Ferdinand Wurzer was born as the son of the Koblenz regional court president Josef Johann Nepomuk Maria Wurzer (1770-1860), the brother of Ferdinand Wurzer (1765-1844), and attended high schools in Arnsberg (1820/21) and Koblenz (1821-1826). After a conflict with the director, he had to leave the latter without a degree and after a year of private lessons with the pastor of Goßfelden passed his Matura . He studied medicine from 1827 at the Rheinische Friedrich-Wilhelms-Universität Bonn and the Philipps-Universität Marburg . During his studies in 1828 he became a member of the Germania Bonn fraternity and in 1829 the old Marburg fraternity Germania . In 1830 he became a member of the Corps Hassia Marburg . He was the representative of Marburg at the Boys' Day in Nuremberg in 1830. In 1831 he was promoted to Dr. med. et surgeon. PhD . In Bonn, he was three days detention condemned , as it in a duel seconded had. In 1831/32 he was a one-year volunteer with the 8th pioneer department in Koblenz. After moving to the Friedrich-Wilhelms-Universität Berlin , he passed his exam there in 1834. After graduating, he worked as a doctor, surgeon and obstetrician in Koblenz. Because of his membership in the fraternity, he was arrested on March 22, 1835 (entry no. 1839 in the "Black Book" of the Frankfurt Central Authority (1833-1838) ) and brought to Berlin and charged. He confessed his membership, also that he was their weapon master in Bonn and their spokesman for four weeks in Marburg . After being sentenced to six years imprisonment in a fortress , he was brought to Magdeburg Fortress in January 1836 , but was pardoned on April 22, 1837 and released on May 8, 1837. Freed again, he continued his practice in Koblenz; In the early 1840s he moved his practice to Hammerstein, where his wife owned a property that she brought into the marriage. On December 1, 1850, he was elected mayor of Hammerstein. He was a member of the administrative board of the Provincial Aid Fund of the Rhine Province .
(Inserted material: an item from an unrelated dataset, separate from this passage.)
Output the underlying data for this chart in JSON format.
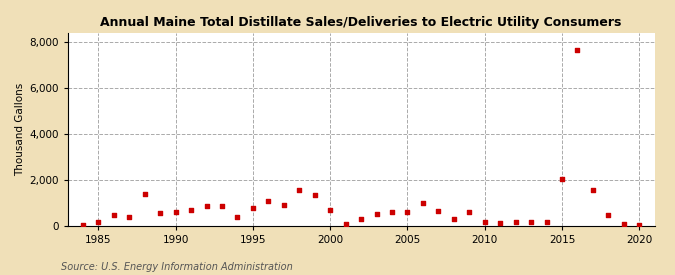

From 1851 to 1852 Wurzer sat as a member of the constituency Koblenz 1 in the Prussian House of Representatives . He did not belong to any political group. From 1851 to 1854 he was a member of the Provincial Parliament of the Rhine Province.

literature

  • Helge Dvorak: Biographical Lexicon of the German Burschenschaft, Volume I: Politicians, Part 6: T – Z, Heidelberg 2005, pp. 388–390.
  • Bernd Haunfelder : Biographical manual for the Prussian House of Representatives 1849–1867 (= manuals on the history of parliamentarism and political parties. Volume 5). Droste, Düsseldorf 1994, ISBN 3-7700-5181-5 , p. 273.
  • Lauterbach, Irene R .: Three Generations of Wurzer in the 18th and 19th Centuries: The Autobiographies of Joseph and Ferdinand Alexander Wurzer. Published by Peter Lang, Frankfurt / Main 2015.

Individual evidence

  1. Kösener corps lists 1910, 160 , 224
  2. ^ Ferdinand Alexander Wurzer: De struma. Dissertation University of Marburg 1831.